Nuclear Structure far from Stability
P. Ring
Physics Department, Technical University Munich, D-85748 Garching,
Germany
Nuclei far from
the valley of stability play an important role in our understanding of
astrophysical processes for the formation of heavy elements. It is therefore a
challenge for theoretical investigations to provide models with a high
predictive power. In the region of very light nuclei, essential progress has
been made in solving the many-body problem ab initio using forces derived from
the nucleon-nucleon scattering data. For the large majority of nuclei, however,
in particular those interesting for astrophysical processes, the most
successful theoretical techniques are still microscopic models based on the
mean field approximation. These models are in principle density functional
theories, where the functional is parameterised by a phenomenological ansatz.
They are very successful, because being effective theories they include in a
global way a large number of important effects going beyond the mean field,
such as Brueckner correlations, ground state correlations, vacuum polarization,
exchange terms etc.
After thirty
years of considerable progress with non-relativistic models connected with the
names of Skyrme or Gogny relativistic models gain more and more interest in
recent years. It is not relativistic kinematics, which plays an important role
at such low energies, but it is the relativistic structure of the mean field
equation, which contains large attractive and repulsive fields, which cancel
for the large components, but which add up for the small components, leading in
this way to a large spin-orbit term. Relativistic invariance lead to nuclear
saturation, a large spin-orbit interaction, time-reversal breaking mean fields,
properties which have to be adjusted in the non-relativistic models separately.

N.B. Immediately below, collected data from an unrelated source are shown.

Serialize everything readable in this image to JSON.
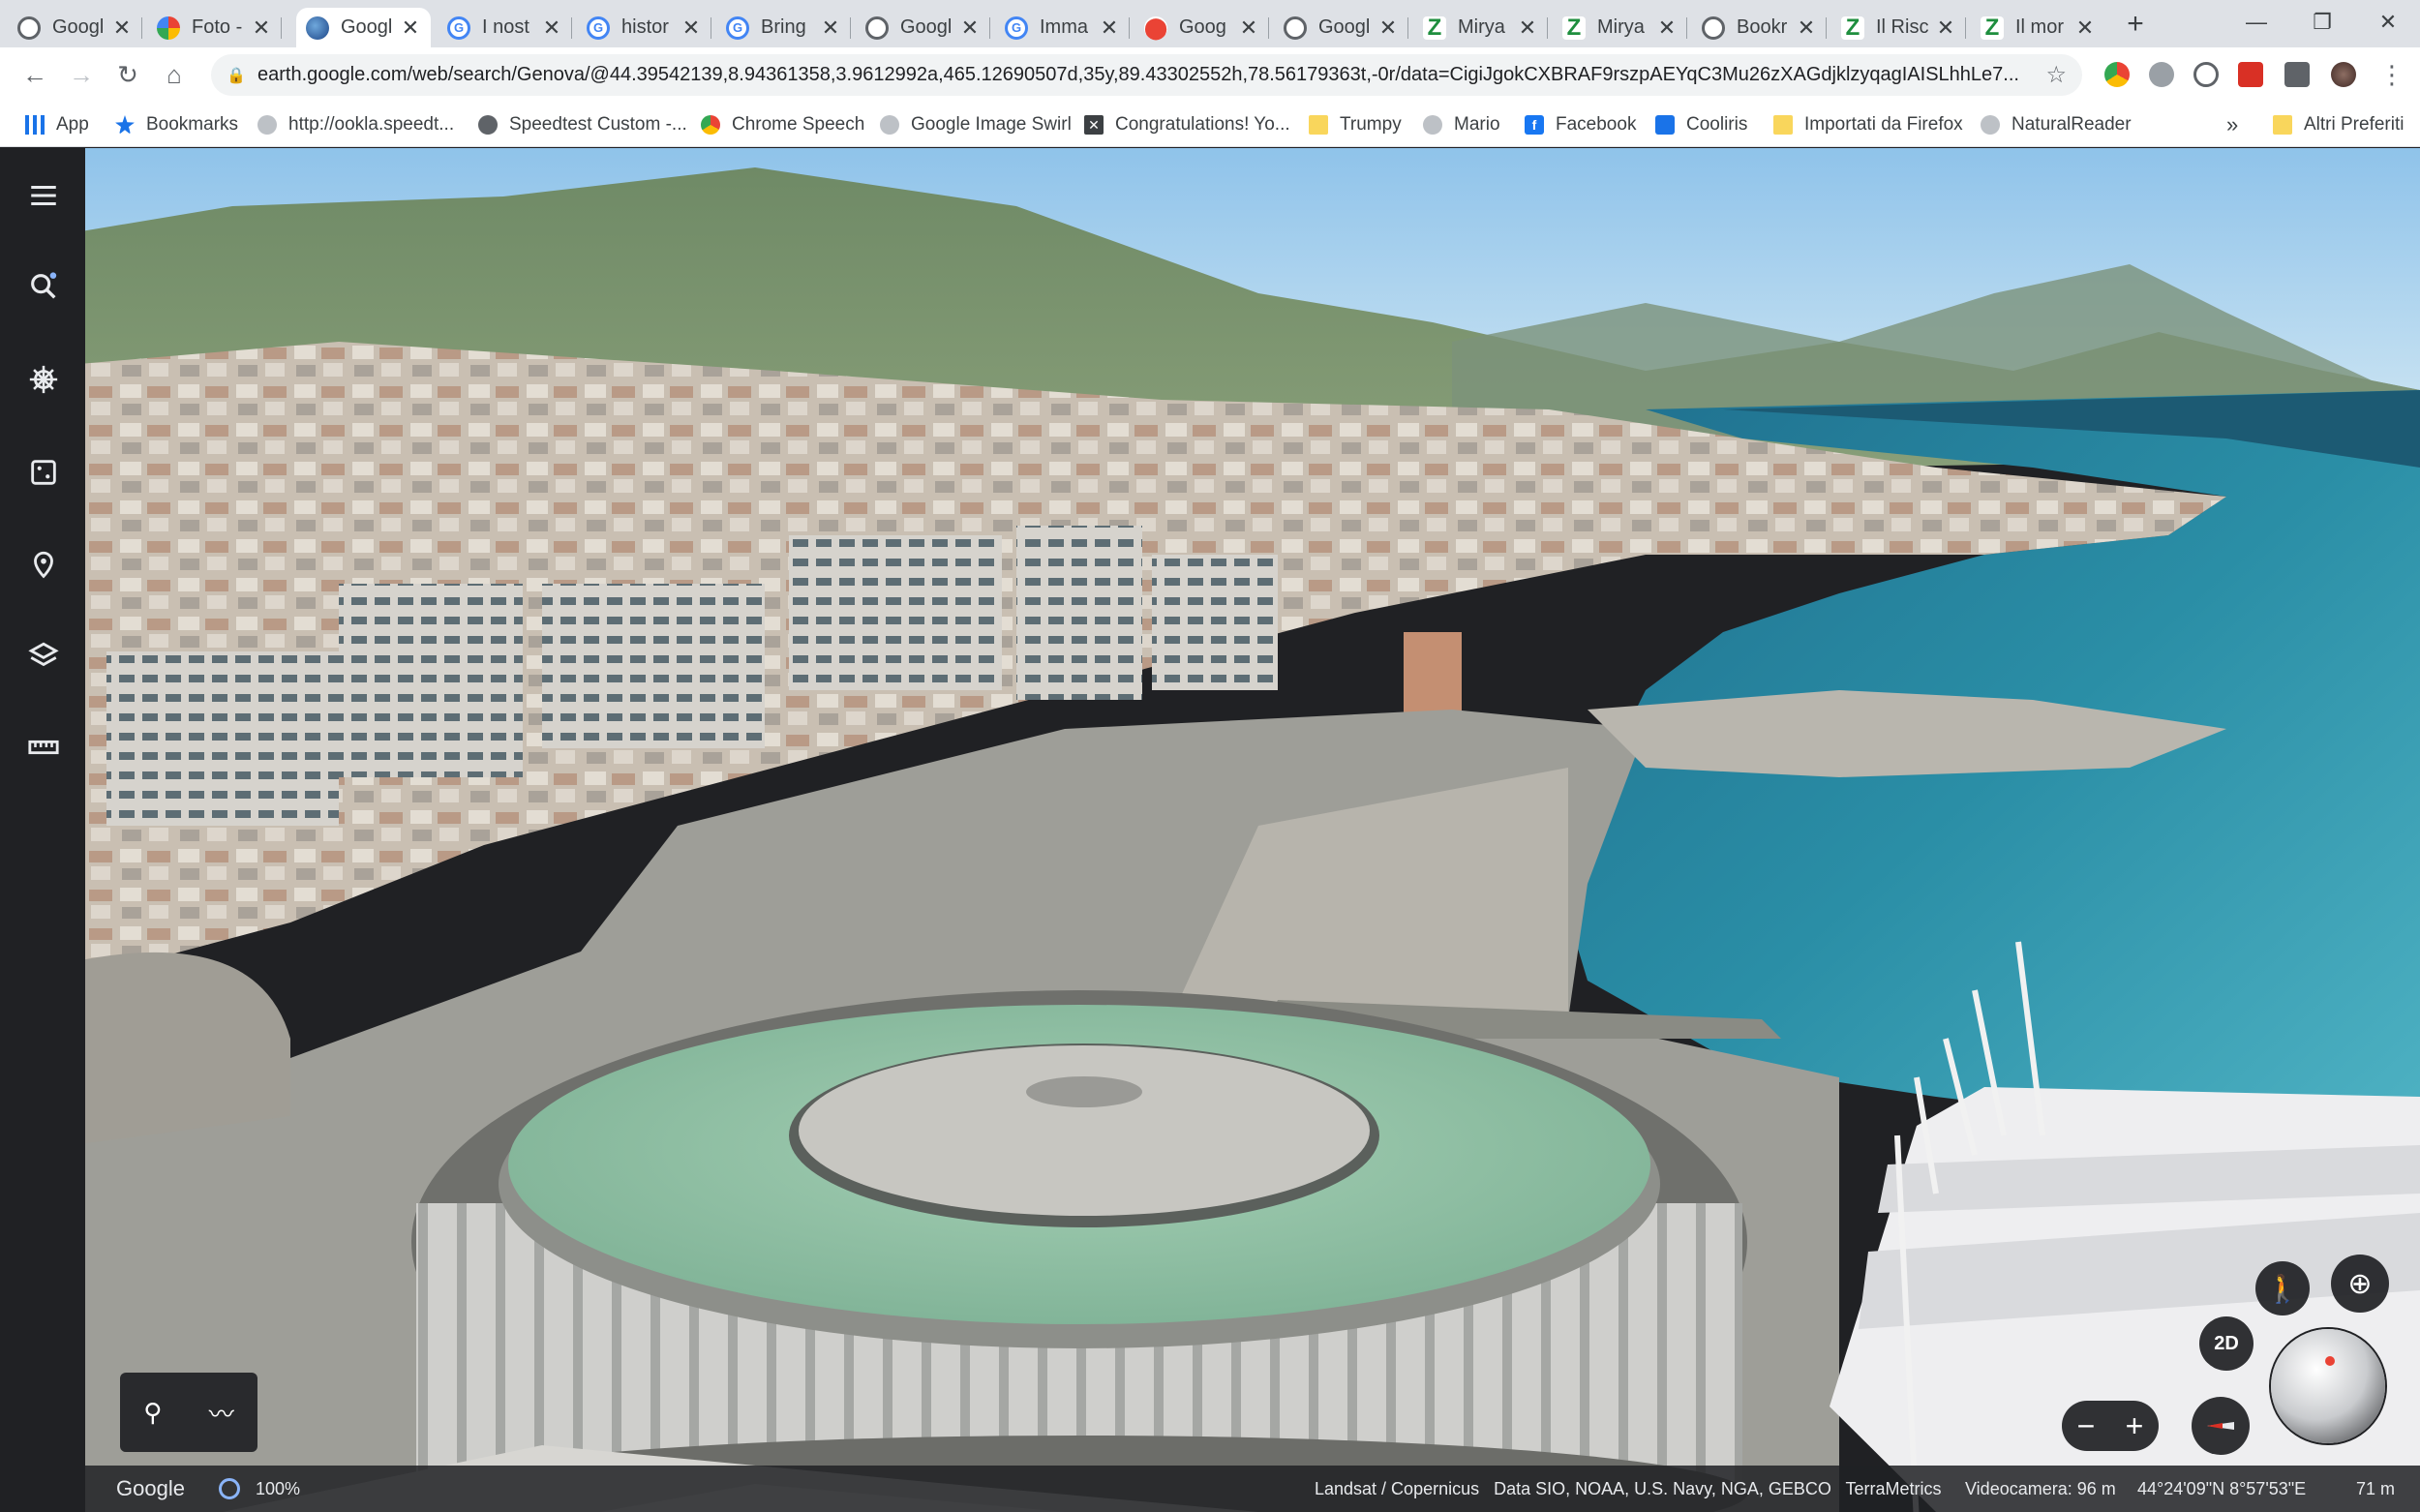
{
  "tabs": [
    {
      "title": "Googl",
      "icon": "google-icon",
      "active": false
    },
    {
      "title": "Foto -",
      "icon": "google-photos-icon",
      "active": false
    },
    {
      "title": "Googl",
      "icon": "google-earth-icon",
      "active": true
    },
    {
      "title": "I nost",
      "icon": "google-icon",
      "active": false
    },
    {
      "title": "histor",
      "icon": "google-icon",
      "active": false
    },
    {
      "title": "Bring",
      "icon": "google-icon",
      "active": false
    },
    {
      "title": "Googl",
      "icon": "globe-icon",
      "active": false
    },
    {
      "title": "Imma",
      "icon": "google-icon",
      "active": false
    },
    {
      "title": "Goog",
      "icon": "google-maps-icon",
      "active": false
    },
    {
      "title": "Googl",
      "icon": "globe-icon",
      "active": false
    },
    {
      "title": "Mirya",
      "icon": "miryam-icon",
      "active": false
    },
    {
      "title": "Mirya",
      "icon": "miryam-icon",
      "active": false
    },
    {
      "title": "Bookr",
      "icon": "globe-icon",
      "active": false
    },
    {
      "title": "Il Risc",
      "icon": "miryam-icon",
      "active": false
    },
    {
      "title": "Il mor",
      "icon": "miryam-icon",
      "active": false
    }
  ],
  "url": "earth.google.com/web/search/Genova/@44.39542139,8.94361358,3.9612992a,465.12690507d,35y,89.43302552h,78.56179363t,-0r/data=CigiJgokCXBRAF9rszpAEYqC3Mu26zXAGdjklzyqagIAISLhhLe7...",
  "bookmarks": [
    {
      "label": "App",
      "icon": "apps-grid-icon"
    },
    {
      "label": "Bookmarks",
      "icon": "bookmarks-star-icon"
    },
    {
      "label": "http://ookla.speedt...",
      "icon": "globe-icon"
    },
    {
      "label": "Speedtest Custom -...",
      "icon": "speedtest-icon"
    },
    {
      "label": "Chrome Speech",
      "icon": "chrome-icon"
    },
    {
      "label": "Google Image Swirl",
      "icon": "globe-icon"
    },
    {
      "label": "Congratulations! Yo...",
      "icon": "x-icon"
    },
    {
      "label": "Trumpy",
      "icon": "folder-icon"
    },
    {
      "label": "Mario",
      "icon": "globe-icon"
    },
    {
      "label": "Facebook",
      "icon": "facebook-icon"
    },
    {
      "label": "Cooliris",
      "icon": "cooliris-icon"
    },
    {
      "label": "Importati da Firefox",
      "icon": "folder-icon"
    },
    {
      "label": "NaturalReader",
      "icon": "globe-icon"
    }
  ],
  "bookmarks_more": "»",
  "other_bookmarks": "Altri Preferiti",
  "earth": {
    "view_mode": "2D",
    "google_label": "Google",
    "loading_percent": "100%",
    "attribution": "Landsat / Copernicus   Data SIO, NOAA, U.S. Navy, NGA, GEBCO   TerraMetrics",
    "camera": "Videocamera: 96 m",
    "coordinates": "44°24'09\"N 8°57'53\"E",
    "scale": "71 m"
  },
  "colors": {
    "accent": "#4285f4",
    "rail": "#202124",
    "dome": "#8fc2a5",
    "sea": "#2a8ea6"
  }
}
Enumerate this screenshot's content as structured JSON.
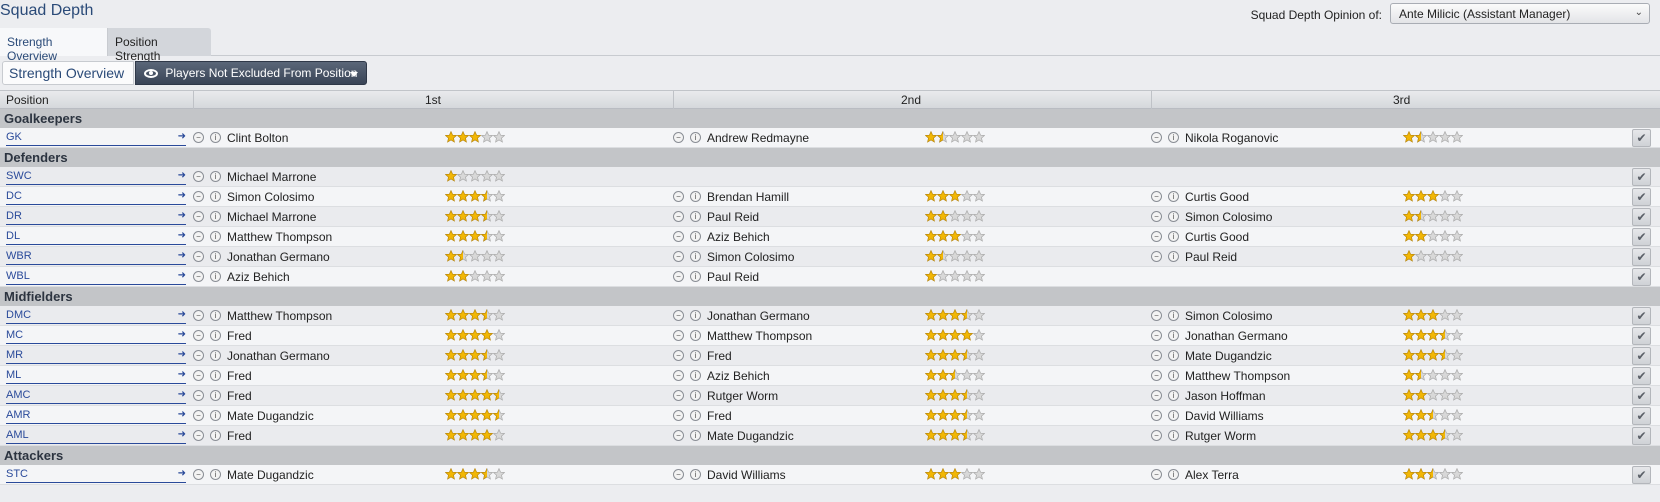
{
  "header": {
    "title": "Squad Depth",
    "opinion_label": "Squad Depth Opinion of:",
    "opinion_value": "Ante Milicic (Assistant Manager)"
  },
  "tabs": [
    {
      "label": "Strength Overview",
      "active": true
    },
    {
      "label": "Position Strength",
      "active": false
    }
  ],
  "subheader": {
    "title": "Strength Overview",
    "filter_label": "Players Not Excluded From Position"
  },
  "columns": {
    "position": "Position",
    "first": "1st",
    "second": "2nd",
    "third": "3rd"
  },
  "colors": {
    "accent": "#2a4a78",
    "link": "#2a4a9a",
    "star_fill": "#f2b705",
    "star_empty": "#d8d8d8",
    "section_bg": "#c3c5c8"
  },
  "sections": [
    {
      "name": "Goalkeepers",
      "rows": [
        {
          "pos": "GK",
          "players": [
            {
              "name": "Clint Bolton",
              "rating": 3
            },
            {
              "name": "Andrew Redmayne",
              "rating": 1.5
            },
            {
              "name": "Nikola Roganovic",
              "rating": 1.5
            }
          ]
        }
      ]
    },
    {
      "name": "Defenders",
      "rows": [
        {
          "pos": "SWC",
          "players": [
            {
              "name": "Michael Marrone",
              "rating": 1
            }
          ]
        },
        {
          "pos": "DC",
          "players": [
            {
              "name": "Simon Colosimo",
              "rating": 3.5
            },
            {
              "name": "Brendan Hamill",
              "rating": 3
            },
            {
              "name": "Curtis Good",
              "rating": 3
            }
          ]
        },
        {
          "pos": "DR",
          "players": [
            {
              "name": "Michael Marrone",
              "rating": 3.5
            },
            {
              "name": "Paul Reid",
              "rating": 2
            },
            {
              "name": "Simon Colosimo",
              "rating": 1.5
            }
          ]
        },
        {
          "pos": "DL",
          "players": [
            {
              "name": "Matthew Thompson",
              "rating": 3.5
            },
            {
              "name": "Aziz Behich",
              "rating": 3
            },
            {
              "name": "Curtis Good",
              "rating": 2
            }
          ]
        },
        {
          "pos": "WBR",
          "players": [
            {
              "name": "Jonathan Germano",
              "rating": 1.5
            },
            {
              "name": "Simon Colosimo",
              "rating": 1.5
            },
            {
              "name": "Paul Reid",
              "rating": 1
            }
          ]
        },
        {
          "pos": "WBL",
          "players": [
            {
              "name": "Aziz Behich",
              "rating": 2
            },
            {
              "name": "Paul Reid",
              "rating": 1
            }
          ]
        }
      ]
    },
    {
      "name": "Midfielders",
      "rows": [
        {
          "pos": "DMC",
          "players": [
            {
              "name": "Matthew Thompson",
              "rating": 3.5
            },
            {
              "name": "Jonathan Germano",
              "rating": 3.5
            },
            {
              "name": "Simon Colosimo",
              "rating": 3
            }
          ]
        },
        {
          "pos": "MC",
          "players": [
            {
              "name": "Fred",
              "rating": 4
            },
            {
              "name": "Matthew Thompson",
              "rating": 4
            },
            {
              "name": "Jonathan Germano",
              "rating": 3.5
            }
          ]
        },
        {
          "pos": "MR",
          "players": [
            {
              "name": "Jonathan Germano",
              "rating": 3.5
            },
            {
              "name": "Fred",
              "rating": 3.5
            },
            {
              "name": "Mate Dugandzic",
              "rating": 3.5
            }
          ]
        },
        {
          "pos": "ML",
          "players": [
            {
              "name": "Fred",
              "rating": 3.5
            },
            {
              "name": "Aziz Behich",
              "rating": 2.5
            },
            {
              "name": "Matthew Thompson",
              "rating": 1.5
            }
          ]
        },
        {
          "pos": "AMC",
          "players": [
            {
              "name": "Fred",
              "rating": 4.5
            },
            {
              "name": "Rutger Worm",
              "rating": 3.5
            },
            {
              "name": "Jason Hoffman",
              "rating": 2
            }
          ]
        },
        {
          "pos": "AMR",
          "players": [
            {
              "name": "Mate Dugandzic",
              "rating": 4.5
            },
            {
              "name": "Fred",
              "rating": 3.5
            },
            {
              "name": "David Williams",
              "rating": 2.5
            }
          ]
        },
        {
          "pos": "AML",
          "players": [
            {
              "name": "Fred",
              "rating": 4
            },
            {
              "name": "Mate Dugandzic",
              "rating": 3.5
            },
            {
              "name": "Rutger Worm",
              "rating": 3.5
            }
          ]
        }
      ]
    },
    {
      "name": "Attackers",
      "rows": [
        {
          "pos": "STC",
          "players": [
            {
              "name": "Mate Dugandzic",
              "rating": 3.5
            },
            {
              "name": "David Williams",
              "rating": 3
            },
            {
              "name": "Alex Terra",
              "rating": 2.5
            }
          ]
        }
      ]
    }
  ]
}
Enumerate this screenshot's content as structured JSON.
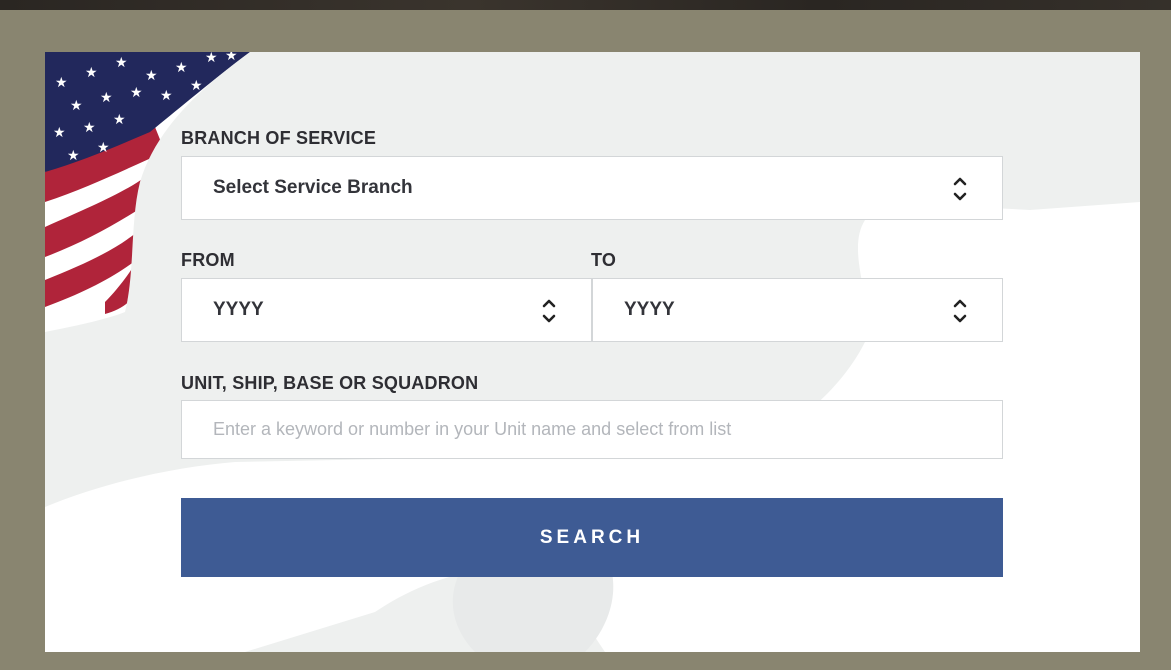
{
  "form": {
    "branch": {
      "label": "BRANCH OF SERVICE",
      "value": "Select Service Branch"
    },
    "from": {
      "label": "FROM",
      "value": "YYYY"
    },
    "to": {
      "label": "TO",
      "value": "YYYY"
    },
    "unit": {
      "label": "UNIT, SHIP, BASE OR SQUADRON",
      "value": "",
      "placeholder": "Enter a keyword or number in your Unit name and select from list"
    },
    "search_label": "SEARCH"
  },
  "colors": {
    "frame": "#898570",
    "card": "#eef0ef",
    "button": "#3e5b94",
    "label_text": "#2e2e33",
    "flag_red": "#b0243a",
    "flag_blue": "#22285c"
  },
  "icons": {
    "flag": "us-flag-icon",
    "select_arrows": "chevron-up-down-icon"
  }
}
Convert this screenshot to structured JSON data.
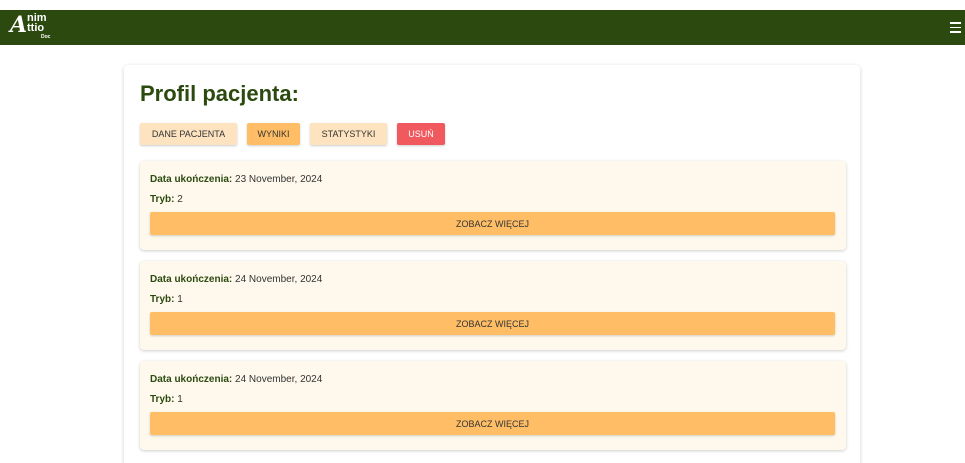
{
  "brand": {
    "logo_big": "A",
    "logo_line1": "nim",
    "logo_line2": "ttio",
    "logo_line3": "Doc"
  },
  "colors": {
    "navbar": "#2c4a0f",
    "tab_light": "#fde3bf",
    "tab_active": "#ffbe66",
    "danger": "#f05a5f",
    "card_bg": "#fef9ec"
  },
  "page_title": "Profil pacjenta:",
  "tabs": {
    "dane": "DANE PACJENTA",
    "wyniki": "WYNIKI",
    "statystyki": "STATYSTYKI",
    "usun": "USUŃ"
  },
  "results": [
    {
      "date_label": "Data ukończenia:",
      "date": " 23 November, 2024",
      "mode_label": "Tryb:",
      "mode": " 2",
      "button": "ZOBACZ WIĘCEJ"
    },
    {
      "date_label": "Data ukończenia:",
      "date": " 24 November, 2024",
      "mode_label": "Tryb:",
      "mode": " 1",
      "button": "ZOBACZ WIĘCEJ"
    },
    {
      "date_label": "Data ukończenia:",
      "date": " 24 November, 2024",
      "mode_label": "Tryb:",
      "mode": " 1",
      "button": "ZOBACZ WIĘCEJ"
    }
  ]
}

Very essential is a density dependence in form of non-linear couplings between
the mesons. A quantitative description of properties of ground-states and
excited states in nuclei far from stability, which are characterized by the
closeness of the Fermi surface to the particle continuum, necessitates a
unified description of mean-field and pairing correlations, as for example in
the framework of the Hartree-Fock-Bogoliubov (HFB) theory.
We discuss recent
applications of Relativistic Mean Field (RMF) and Relativistic
Hartree-Bogoliubov (RHB) theory for structure phenomena at the limits of
stability, such as the quenching of the spin-orbit splitting far from the
valley of stability, halo phenomena at the neutron drip-line,
proton-radioactivity, rotational bands at superdeformed shapes and collective
vibrations with low-lying dipole strength for nuclei with large neutron excess.